The following code copies text from one file to another:

fh_in = fopen(inputname, "r") fh_out = fopen(outputname, "w") while ((line=fget(fh_in))!=J(0,0,"")) { fput(fh_out, line) } fclose(fh_out) fclose(fh_in)

The following code reads a file (binary or text) and changes every occurrence of "a" to "b":

fh_in = fopen(inputname, "r") fh_out = fopen(outputname, "w") while ((c=fread(fh_in, 1))!=J(0,0,"")) { fwrite(fh_out, (c=="a" ? "b" : c)) } fclose(fh_out) fclose(fh_in)

Reading and writing in the same file

You may read and write from a file opened "rw", using any of the read or write functions described above. When reading and writing in the same file, one often uses file repositioning functions, too; see Repositioning in a file below.

Reading and writing matrices

Functions

fputmatrix(fh, transmorphic matrix X)

and

_fputmatrix(fh, transmorphic matrix X)

will write a matrix to a file. In the usual fashion, fputmatrix() returns nothing (it aborts if there is an I/O error) and _fputmatrix() returns a scalar equal to 0 if all went well and a negative error code otherwise.

Functions

fgetmatrix(fh [, real scalar isstrict])

and

_fgetmatrix(fh [, real scalar isstrict])

will read a matrix written by fputmatrix() or _fputmatrix(). Both functions return the matrix read or return J(0,0,.) on end of file (both functions) or error (_fgetmatrix() only). Because J(0,0,.) could be the matrix that was written, distinguishing between that and end of file requires subsequent use of fstatus(). fstatus() will return 0 if fgetmatrix() or _fgetmatrix() returned a written matrix, -1 if end of file, or (after _fgetmatrix()) a negative error code.

For a Mata struct or class matrix, a matrix according to the current definition will be created, and the saved matrix will be used to initialize the new matrix based on member-name matching.

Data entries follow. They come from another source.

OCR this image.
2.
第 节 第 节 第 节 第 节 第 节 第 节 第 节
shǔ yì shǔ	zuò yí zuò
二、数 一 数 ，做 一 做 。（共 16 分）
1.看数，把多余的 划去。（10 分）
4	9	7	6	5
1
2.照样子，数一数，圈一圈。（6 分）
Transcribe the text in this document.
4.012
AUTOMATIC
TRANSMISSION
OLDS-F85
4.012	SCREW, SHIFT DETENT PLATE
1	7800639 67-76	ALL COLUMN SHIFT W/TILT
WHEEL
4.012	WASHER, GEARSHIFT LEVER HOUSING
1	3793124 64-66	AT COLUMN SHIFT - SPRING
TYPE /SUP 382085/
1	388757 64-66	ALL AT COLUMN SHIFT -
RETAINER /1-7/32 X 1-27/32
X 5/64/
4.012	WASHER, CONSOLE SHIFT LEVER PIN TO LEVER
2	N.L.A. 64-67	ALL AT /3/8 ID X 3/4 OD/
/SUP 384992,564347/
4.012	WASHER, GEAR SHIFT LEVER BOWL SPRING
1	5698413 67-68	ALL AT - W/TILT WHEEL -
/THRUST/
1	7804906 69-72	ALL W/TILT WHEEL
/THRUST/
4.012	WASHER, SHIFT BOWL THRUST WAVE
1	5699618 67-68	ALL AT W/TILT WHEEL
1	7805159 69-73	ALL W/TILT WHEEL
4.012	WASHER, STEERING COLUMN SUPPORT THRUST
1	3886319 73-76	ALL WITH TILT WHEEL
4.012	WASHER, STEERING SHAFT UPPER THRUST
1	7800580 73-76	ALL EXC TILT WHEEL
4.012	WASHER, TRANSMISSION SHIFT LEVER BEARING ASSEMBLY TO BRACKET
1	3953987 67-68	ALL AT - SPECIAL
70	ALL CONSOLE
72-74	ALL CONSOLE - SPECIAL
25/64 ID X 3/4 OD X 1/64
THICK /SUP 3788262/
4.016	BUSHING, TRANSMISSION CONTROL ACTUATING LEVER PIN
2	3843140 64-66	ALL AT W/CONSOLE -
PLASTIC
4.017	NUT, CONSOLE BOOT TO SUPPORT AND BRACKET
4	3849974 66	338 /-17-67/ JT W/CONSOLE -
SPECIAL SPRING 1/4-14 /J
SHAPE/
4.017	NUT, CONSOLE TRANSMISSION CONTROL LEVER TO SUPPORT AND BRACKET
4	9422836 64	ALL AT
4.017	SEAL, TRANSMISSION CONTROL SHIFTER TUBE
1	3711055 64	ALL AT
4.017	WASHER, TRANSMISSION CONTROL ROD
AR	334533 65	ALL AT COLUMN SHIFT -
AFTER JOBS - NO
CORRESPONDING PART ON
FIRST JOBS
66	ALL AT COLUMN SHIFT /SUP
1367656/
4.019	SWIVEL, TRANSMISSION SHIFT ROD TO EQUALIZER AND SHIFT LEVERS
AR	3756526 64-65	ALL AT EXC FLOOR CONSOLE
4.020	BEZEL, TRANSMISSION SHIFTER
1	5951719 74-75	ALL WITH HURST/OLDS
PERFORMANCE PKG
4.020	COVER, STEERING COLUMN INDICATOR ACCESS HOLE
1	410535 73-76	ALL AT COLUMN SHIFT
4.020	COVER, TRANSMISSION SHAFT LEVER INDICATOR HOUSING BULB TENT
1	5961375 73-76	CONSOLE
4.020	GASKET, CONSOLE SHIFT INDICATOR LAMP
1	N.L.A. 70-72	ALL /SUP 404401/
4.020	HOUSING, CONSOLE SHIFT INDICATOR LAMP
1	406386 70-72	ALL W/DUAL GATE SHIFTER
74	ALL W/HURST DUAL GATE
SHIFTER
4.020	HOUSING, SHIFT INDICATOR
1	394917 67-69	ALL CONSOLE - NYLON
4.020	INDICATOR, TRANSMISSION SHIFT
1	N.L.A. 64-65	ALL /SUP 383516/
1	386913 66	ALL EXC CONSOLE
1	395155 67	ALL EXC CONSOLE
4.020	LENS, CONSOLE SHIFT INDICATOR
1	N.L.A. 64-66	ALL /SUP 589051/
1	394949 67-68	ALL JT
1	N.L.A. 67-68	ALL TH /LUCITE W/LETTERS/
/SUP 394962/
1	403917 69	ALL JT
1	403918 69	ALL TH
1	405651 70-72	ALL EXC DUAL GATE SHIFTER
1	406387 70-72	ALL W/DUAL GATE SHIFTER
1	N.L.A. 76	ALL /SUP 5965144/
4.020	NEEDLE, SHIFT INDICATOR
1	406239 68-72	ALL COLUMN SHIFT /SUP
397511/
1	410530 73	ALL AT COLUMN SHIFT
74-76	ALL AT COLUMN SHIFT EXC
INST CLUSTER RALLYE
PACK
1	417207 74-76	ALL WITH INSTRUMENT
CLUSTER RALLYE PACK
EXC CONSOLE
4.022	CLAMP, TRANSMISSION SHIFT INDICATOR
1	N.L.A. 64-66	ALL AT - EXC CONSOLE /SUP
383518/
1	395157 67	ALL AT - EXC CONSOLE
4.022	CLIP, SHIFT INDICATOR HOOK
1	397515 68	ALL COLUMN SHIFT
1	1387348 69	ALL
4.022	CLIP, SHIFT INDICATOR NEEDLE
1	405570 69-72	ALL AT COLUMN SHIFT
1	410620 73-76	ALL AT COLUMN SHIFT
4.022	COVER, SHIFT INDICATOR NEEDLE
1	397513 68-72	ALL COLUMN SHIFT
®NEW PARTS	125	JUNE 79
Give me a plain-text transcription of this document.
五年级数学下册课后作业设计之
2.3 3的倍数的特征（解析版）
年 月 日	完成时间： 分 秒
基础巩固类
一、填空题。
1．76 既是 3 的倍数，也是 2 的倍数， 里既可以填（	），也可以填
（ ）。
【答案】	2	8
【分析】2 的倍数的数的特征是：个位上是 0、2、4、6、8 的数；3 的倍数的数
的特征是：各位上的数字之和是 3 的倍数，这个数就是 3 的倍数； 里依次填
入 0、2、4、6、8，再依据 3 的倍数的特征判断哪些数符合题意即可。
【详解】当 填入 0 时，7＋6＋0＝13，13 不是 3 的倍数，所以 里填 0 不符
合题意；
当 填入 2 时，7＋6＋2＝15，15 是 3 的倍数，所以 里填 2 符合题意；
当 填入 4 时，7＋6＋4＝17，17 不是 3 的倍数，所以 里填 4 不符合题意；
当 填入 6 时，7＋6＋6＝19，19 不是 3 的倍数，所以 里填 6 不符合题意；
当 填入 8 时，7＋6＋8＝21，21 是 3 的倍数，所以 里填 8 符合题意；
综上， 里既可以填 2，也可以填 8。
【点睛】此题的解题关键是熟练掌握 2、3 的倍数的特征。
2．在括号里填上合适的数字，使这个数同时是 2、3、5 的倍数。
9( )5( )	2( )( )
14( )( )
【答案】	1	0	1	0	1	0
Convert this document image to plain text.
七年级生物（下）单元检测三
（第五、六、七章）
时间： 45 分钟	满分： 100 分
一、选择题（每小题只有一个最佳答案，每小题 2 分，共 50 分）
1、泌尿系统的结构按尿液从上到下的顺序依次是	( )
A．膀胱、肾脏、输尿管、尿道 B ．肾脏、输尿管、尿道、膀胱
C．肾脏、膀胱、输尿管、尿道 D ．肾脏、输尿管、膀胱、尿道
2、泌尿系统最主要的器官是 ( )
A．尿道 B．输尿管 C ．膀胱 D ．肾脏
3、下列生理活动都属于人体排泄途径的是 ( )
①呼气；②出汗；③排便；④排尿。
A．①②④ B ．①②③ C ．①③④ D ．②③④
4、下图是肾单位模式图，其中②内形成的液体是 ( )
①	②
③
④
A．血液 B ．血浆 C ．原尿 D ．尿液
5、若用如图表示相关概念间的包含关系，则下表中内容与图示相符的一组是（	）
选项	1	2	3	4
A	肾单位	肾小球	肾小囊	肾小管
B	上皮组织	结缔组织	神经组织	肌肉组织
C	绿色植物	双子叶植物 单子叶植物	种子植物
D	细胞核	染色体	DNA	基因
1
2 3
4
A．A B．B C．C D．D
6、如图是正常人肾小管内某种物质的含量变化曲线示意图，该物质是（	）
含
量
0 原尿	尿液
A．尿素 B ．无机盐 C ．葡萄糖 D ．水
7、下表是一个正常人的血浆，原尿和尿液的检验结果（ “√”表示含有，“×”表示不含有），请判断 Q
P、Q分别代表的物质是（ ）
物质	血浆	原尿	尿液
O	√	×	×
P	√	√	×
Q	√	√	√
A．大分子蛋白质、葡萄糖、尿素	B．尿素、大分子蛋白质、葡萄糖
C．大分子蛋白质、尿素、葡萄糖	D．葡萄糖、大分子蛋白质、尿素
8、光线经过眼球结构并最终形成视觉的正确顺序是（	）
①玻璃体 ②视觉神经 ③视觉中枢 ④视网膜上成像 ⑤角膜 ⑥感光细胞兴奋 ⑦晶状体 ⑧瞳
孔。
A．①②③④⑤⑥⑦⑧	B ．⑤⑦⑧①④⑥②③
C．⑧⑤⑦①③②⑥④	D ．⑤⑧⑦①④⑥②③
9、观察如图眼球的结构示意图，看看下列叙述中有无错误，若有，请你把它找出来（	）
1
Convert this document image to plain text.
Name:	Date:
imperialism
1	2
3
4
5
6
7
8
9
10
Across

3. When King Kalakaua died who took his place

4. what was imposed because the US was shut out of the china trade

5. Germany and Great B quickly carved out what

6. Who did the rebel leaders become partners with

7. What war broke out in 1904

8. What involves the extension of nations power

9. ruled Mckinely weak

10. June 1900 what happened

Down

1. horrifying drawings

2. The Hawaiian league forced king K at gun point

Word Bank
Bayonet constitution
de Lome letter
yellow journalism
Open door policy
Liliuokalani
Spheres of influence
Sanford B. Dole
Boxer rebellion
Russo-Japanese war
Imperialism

Optional argument isstrict affects the behavior of the functions if the matrix being read is a Mata struct or class matrix. When the argument is set and not zero, the current struct or class definition in memory will be checked against the saved matrix to ensure that all variable names, variable eltypes, and variable orgtypes match each other.

fputmatrix() writes matrices in a compact, efficient, and portable format; a matrix written on a Windows computer can be read back on a Mac or Unix computer and vice versa.

The following code creates a file containing three matrices,

fh = fopen(filename, "w") fputmatrix(fh, a) fputmatrix(fh, b) fputmatrix(fh, c) fclose(fh)

and the following code reads them back:

fh = fopen(filename, "r") a = fgetmatrix(fh) b = fgetmatrix(fh) c = fgetmatrix(fh) fclose(fh)

The following code saves a Mata class scalar to file,

class sA { real scalar r string scalar s static scalar sr void new() } a = sA() a.r = 1 a.s = "sA instance" fh = fopen(filename, "w") fputmatrix(fh, a) fclose(fh)

and the following code reads the class matrix back:

fh = fopen(filename, "r") a = fgetmatrix(fh) fclose(fh)

The contents of a depends on the current definition of class sA in memory. If the definition does not change, a.r will be 1 and a.s will be "sA instance". Note: Only regular variables are saved and read back; static variables and functions are not saved. Also, the new() function will not be called in the created class scalar. If the class definition has been changed,

class sA { real scalar r real scalar b static scalar sr void new() }

the function will not read the matrix if optional argument isstrict is specified and not zero. Otherwise, a class sA scalar a according to the current definition will be created. (Note: new() will not be called.) Member variables with matching names and compatible eltypes and orgtypes will be initialized using the values in the saved matrix. In this example, a.r will be 1, and a.b will be missing because b is not a member in the class sA definition when it was saved.

----------------------------------------------------------------------- Technical note

You may even write pointer matrices

mats = (&a, &b, &c, NULL) fh = fopen(filename,"w") fputmatrix(fh, mats) fclose(fh)

and read them back:

fh = fopen(filename, "r") mats = fgetmatrix(fh) fclose(fh)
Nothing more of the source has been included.